Il y a 50 ans déjà le Colonel Bastien-Thiry était fusillé par la République française Empty
MessageSujet: Il y a 50 ans déjà le Colonel Bastien-Thiry était fusillé par la République française   Il y a 50 ans déjà le Colonel Bastien-Thiry était fusillé par la République française I_icon_minitimeSam 13 Avr - 10:23

Voilà 50 ans, le 11 mars 1963, que le Colonel Bastien-Thiry était fusillé (pour ne pas dire autre chose....)pour avoir été entre autre l'organisateur de l'attentat du Petit-Clamart contre le général de Gaulle en août 1962.
Voici une biographie succinte de cet homme:

1O octobre 1927
Naissance, à Lunéville, de Jean, Marie Bastien-Thiry

Mars 1930
Décès de la mère de Jean, qui laisse trois enfants: Jean, Hubert et Françoise

Septembre 1931
Remariage de son père.

Décembre 1931 à juillet 1939
La famille Bastien-Thiry réside à Metz, où le père de Jean est officier. Jean fait ses études au collège Saint-Clément.

Octobre 1939
Jean est pensionnaire. Sa famille habite Baccarat.

Mai 1940
Mme Bastien-Thiry part avec ses neuf enfants

Octobre 1940
Retour en Lorraine, installation à Lunéville. Études au collège Saint-Pierre Fourier. Scoutisme.

Juin 1944
Jean est reçu aux Baccalauréats Math-Elem et Philo. Bombardements de Lunéville. Jean se porte comme secouriste.Octobre 1944
Entrée en mathématiques supérieures au lycée Poincaré de Nancy.

Octobre 1945
Entrée en mathématiques spéciales, pour la préparation à Polytechnique, à Sainte Geneviève de Versailles.

Juillet 1947
Jean est reçu au concours d'entrée à Polytechnique. (Promotion 1947)

Octobre 1947 à octobre 1948
Service militaire. (Artillerie) Poitiers, Draguignan, puis en Allemagne : Idar Oberstein et Wackenheim. (Observation aérienne)
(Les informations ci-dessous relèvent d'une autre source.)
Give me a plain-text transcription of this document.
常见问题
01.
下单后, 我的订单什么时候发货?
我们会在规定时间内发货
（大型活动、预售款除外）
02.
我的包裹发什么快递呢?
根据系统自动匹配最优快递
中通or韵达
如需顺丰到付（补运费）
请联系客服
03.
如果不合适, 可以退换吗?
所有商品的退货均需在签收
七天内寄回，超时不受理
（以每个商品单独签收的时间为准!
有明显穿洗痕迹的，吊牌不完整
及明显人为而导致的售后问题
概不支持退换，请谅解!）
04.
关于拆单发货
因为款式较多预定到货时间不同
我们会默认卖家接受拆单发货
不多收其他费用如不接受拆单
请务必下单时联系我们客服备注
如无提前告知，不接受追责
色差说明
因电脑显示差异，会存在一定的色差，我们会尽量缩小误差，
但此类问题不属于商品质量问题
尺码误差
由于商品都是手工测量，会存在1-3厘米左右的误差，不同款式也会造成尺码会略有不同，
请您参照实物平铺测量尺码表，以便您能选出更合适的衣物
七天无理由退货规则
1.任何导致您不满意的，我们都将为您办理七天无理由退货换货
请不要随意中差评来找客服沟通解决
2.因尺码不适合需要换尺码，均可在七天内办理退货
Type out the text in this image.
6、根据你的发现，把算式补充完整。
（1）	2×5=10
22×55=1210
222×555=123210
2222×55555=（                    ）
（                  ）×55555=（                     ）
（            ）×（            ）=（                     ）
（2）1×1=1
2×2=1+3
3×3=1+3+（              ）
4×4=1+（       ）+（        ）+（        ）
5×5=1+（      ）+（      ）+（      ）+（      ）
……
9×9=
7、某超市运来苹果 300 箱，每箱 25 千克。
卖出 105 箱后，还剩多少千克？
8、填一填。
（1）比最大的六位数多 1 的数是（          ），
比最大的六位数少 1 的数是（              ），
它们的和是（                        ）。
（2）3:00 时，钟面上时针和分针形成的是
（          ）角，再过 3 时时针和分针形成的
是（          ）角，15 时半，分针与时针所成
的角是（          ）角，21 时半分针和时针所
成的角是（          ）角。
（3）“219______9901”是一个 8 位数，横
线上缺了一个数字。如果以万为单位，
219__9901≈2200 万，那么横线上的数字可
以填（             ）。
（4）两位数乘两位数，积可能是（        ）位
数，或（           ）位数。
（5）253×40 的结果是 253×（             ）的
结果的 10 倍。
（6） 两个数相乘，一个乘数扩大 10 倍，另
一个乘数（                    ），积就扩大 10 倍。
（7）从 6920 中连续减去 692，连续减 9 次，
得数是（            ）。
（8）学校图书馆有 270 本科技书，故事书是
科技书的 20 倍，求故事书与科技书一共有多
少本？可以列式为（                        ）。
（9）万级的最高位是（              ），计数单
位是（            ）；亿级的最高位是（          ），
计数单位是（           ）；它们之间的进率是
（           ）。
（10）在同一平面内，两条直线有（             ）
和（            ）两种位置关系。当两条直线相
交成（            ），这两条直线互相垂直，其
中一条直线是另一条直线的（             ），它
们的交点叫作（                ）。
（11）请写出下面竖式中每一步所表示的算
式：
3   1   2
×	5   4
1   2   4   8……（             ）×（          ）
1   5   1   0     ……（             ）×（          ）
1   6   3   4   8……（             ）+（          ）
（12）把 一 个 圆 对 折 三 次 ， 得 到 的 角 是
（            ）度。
Octobre 1948 à juillet 1950
École Polytechnique.

Octobre 1950 à juillet 1952
École Nationale Supérieure d'Aéronautique.

28 août 1952
Brevet de pilote.

Octobre 1952
Jean est affecté comme stagiaire au Centre d'Essais en vol de Brétigny. Entraînement intensif au pilotage. L'examen oculaire lui barre l'accès de l'École de Meknès.

Janvier 1953
Jean est détaché du C.E.V. de Brétigny au C.I.E.E.S. (Centre Interarmes d'Essais des Engins Spéciaux) à Colomb-Béchar.

Octobre 1953
Nommé ingénieur de 1re classe de l'Air.

Octobre 1954
Retour à Paris: Jean est nommé au Service Technique Aéronautique du Ministère de l'Air, comme ingénieur de marque des engins sol-sol (fusées téléguidées).

Février 1955
Mariage avec Geneviève Lamirand. Trois enfants naîtront de cette union : Hélène, Odile et Agnès.

D'octobre 1954 à septembre 1962
Jean donne une extrême impulsion à la création et à la mise en série des engins SS 10, SS 11, SS 12, dont la réussite est telle que l'étranger s'y intéresse vivement: missions aux U.S.A. en 1958 et en 1960.

Avril 1957
Nommé ingénieur principal de l'Air.

1960 à Alger
Journées des barricades (janvier). -Article de Jean dans "Forces Aériennes Françaises" sur l'utilisation du SS 11 en Algérie. -Articles parus dans Rivarol et Écrits de Paris sous un pseudonyme: "Sabotage des ailes françaises" et "L'aviation française à l'heure de la grandeur".

Janvier 1962
Nommé ingénieur en chef de 2e classe de l'Air. Jean a grade de lieutenant-colonel.

26 mars 1962
La fusillade de la rue d'Isly, à Alger.

8 avril 1962
Référendum qui approuve les accords d'Evian.

22 août 1962
Attentat du Petit-Clamart contre le Général de Gaulle - aucun blessé.

15 septembre 1962
Arrestation de Jean Bastien-Thiry.

28 janvier 1963
Ouverture du Procès, au Fort-Neuf de Vincennes: La Cour militaire de Justice, juridiction d'exception, juge sans appel: elle a déjà condamné à mort le lieutenant Degueldre, les légionnaires Piegts et Dovecar. Le procès ne s'achèvera que le 4 mars. Les camarades du colonel Bastien-Thiry, qui comparaissent à ses côtés, sont:
-Alain Bougrenet de la Tocnaye-36 ans- Lieutenant pendant la guerre d'Algérie.
-Jacques Prévost-32 ans-Electronicien- Un des rares parachutistes sortis vivants de la bataille de Dien-Bien-Phu.
- Gérard Buisines-Légionnaire, 36 ans.
-Alphonse Constantin-Légionnaire, 36 ans.
-Lazlo Varga-Hongrois, échappé de l'insurrection de Budapest, où il s'est battu à 14 ans: 20 ans.
-Pascal Berlin - En classe de préparation à Saint-Cyr: 20 ans.
-Pierre Magade - Jeune Pied-Noir sous les Drapeaux: 22 ans.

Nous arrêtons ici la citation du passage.